The market for this kind of survey is not yet mature, and clients have been slow to adopt this approach. Although significant inroads have been made since the inception of Spatial Geomatics some two years ago, much has to be done to educate the architects, owners, and engineers that a foundation of accurate 3D data is an investment in most complicated projects of commercial adaptive reuse—especially when there are issues of time, safety, or complexity. But we are optimistic of change, especially where there are more and more statutory requirements for more effective stewardship and long-term maintenance, all of which would benefit from an upfront investment in accurate as-built data.

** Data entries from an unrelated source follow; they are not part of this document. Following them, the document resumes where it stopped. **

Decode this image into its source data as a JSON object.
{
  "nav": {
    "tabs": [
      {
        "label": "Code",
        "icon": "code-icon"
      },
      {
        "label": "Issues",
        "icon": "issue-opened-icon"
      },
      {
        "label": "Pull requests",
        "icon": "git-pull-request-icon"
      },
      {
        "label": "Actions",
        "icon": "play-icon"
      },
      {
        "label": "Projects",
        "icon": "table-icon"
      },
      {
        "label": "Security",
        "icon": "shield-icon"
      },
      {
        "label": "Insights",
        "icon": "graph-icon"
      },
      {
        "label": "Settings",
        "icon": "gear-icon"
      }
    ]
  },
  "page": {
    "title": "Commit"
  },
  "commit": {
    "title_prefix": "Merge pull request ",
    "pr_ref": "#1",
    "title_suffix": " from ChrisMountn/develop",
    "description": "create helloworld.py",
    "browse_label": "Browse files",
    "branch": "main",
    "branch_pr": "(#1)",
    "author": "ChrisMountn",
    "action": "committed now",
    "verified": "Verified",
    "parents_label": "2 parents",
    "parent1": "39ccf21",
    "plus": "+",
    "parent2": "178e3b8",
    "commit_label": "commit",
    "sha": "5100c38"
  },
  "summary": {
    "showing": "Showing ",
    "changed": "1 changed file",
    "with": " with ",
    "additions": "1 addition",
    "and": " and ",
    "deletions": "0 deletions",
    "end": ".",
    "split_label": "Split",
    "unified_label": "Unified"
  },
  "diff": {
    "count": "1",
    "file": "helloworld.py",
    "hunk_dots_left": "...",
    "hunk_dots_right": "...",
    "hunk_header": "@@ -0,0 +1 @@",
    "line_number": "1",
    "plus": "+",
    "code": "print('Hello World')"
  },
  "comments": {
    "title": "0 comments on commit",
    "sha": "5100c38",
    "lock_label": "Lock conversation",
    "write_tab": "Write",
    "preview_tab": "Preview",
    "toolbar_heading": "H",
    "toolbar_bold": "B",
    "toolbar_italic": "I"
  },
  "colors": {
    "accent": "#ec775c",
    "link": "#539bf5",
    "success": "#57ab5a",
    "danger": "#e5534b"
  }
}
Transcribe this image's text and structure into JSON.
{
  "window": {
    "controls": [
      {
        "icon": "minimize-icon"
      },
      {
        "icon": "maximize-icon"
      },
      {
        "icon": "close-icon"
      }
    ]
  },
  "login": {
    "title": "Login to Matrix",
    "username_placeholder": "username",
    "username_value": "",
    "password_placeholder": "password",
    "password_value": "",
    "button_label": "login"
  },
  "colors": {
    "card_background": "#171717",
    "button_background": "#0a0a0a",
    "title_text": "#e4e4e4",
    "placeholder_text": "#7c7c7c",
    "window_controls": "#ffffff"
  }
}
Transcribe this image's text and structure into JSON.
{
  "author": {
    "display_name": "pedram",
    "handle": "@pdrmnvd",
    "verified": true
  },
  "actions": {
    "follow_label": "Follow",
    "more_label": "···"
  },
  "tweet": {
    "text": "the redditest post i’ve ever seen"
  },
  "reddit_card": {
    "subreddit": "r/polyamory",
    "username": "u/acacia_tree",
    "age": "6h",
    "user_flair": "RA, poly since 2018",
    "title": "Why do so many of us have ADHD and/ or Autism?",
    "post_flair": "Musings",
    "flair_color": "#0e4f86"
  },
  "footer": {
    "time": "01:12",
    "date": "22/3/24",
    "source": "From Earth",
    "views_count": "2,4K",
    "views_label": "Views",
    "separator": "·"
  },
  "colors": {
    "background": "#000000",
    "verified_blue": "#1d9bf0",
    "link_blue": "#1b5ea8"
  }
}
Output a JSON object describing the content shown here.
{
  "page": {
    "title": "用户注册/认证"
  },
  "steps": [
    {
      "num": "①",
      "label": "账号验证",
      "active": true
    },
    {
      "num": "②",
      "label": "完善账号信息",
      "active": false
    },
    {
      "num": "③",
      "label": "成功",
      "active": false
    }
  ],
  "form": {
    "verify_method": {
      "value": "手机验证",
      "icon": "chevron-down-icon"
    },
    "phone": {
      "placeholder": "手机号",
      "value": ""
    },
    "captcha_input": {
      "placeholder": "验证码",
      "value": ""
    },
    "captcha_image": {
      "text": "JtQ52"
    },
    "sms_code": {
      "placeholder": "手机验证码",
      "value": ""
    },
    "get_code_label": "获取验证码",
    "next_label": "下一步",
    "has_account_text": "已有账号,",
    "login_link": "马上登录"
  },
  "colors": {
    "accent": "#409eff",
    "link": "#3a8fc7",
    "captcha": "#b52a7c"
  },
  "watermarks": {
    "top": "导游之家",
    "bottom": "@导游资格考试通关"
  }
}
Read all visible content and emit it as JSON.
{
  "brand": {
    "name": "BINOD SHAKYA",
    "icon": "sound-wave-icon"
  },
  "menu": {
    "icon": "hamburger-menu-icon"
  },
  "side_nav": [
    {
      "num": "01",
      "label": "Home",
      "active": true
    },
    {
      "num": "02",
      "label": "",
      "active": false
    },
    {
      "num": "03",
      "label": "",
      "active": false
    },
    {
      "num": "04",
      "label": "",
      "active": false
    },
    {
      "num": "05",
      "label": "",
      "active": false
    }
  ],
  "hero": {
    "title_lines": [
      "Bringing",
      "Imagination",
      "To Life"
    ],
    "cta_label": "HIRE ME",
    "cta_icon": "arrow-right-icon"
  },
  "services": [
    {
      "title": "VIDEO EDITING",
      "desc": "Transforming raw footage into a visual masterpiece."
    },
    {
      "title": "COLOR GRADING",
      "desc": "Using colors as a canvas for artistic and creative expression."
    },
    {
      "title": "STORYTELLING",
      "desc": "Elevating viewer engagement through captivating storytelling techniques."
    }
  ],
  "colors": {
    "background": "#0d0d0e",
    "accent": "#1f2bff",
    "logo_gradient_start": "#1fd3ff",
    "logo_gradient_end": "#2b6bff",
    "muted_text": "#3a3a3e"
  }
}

In addition to the construction market—in adaptive reuse—Spatial Geomatics is actively pursuing our local industry, The Movies—especially visual effects—where the need and understanding of 3D mesh data are definitely growing and becoming the norm. The technology can be used for scanning movie sets, planning match moves, scouting a location, or taking the whole of a city environment and moving it in a virtual world to a new location. In a computer-generated imagery (CGI) world, there will definitely be a growth in this industry—the new challenge is integrating the rigors of working in the construction industry to the SWAT team approach of the movie community.

Of course, there is a variety of uses for the data beyond construction. One of our last projects was to map the world famous footprints and handprints of the Mann's Chinese Theatre on Hollywood Boulevard, where the 3D data are being used to carry out important renovations to the site and help manage future activities. When the marketing staff saw the data, they were blown away and are now actively looking to see how they can use the data for their website and marketing materials. The 3D data can be used for marketing, education, information, and presentations.


Thanks to Sapphos Environmental, Inc. and the County of Los Angeles for the use of the data and their innovative approach to the use of 3D data for management.

About the Author

Christopher Gray is the Historic Building Preservation Specialist with Mollenhauer Group of Los Angeles. His 20-year career combines extensive experience in England and the U.S. with knowledge of the state-of-the-art technology of 3D laser scanning.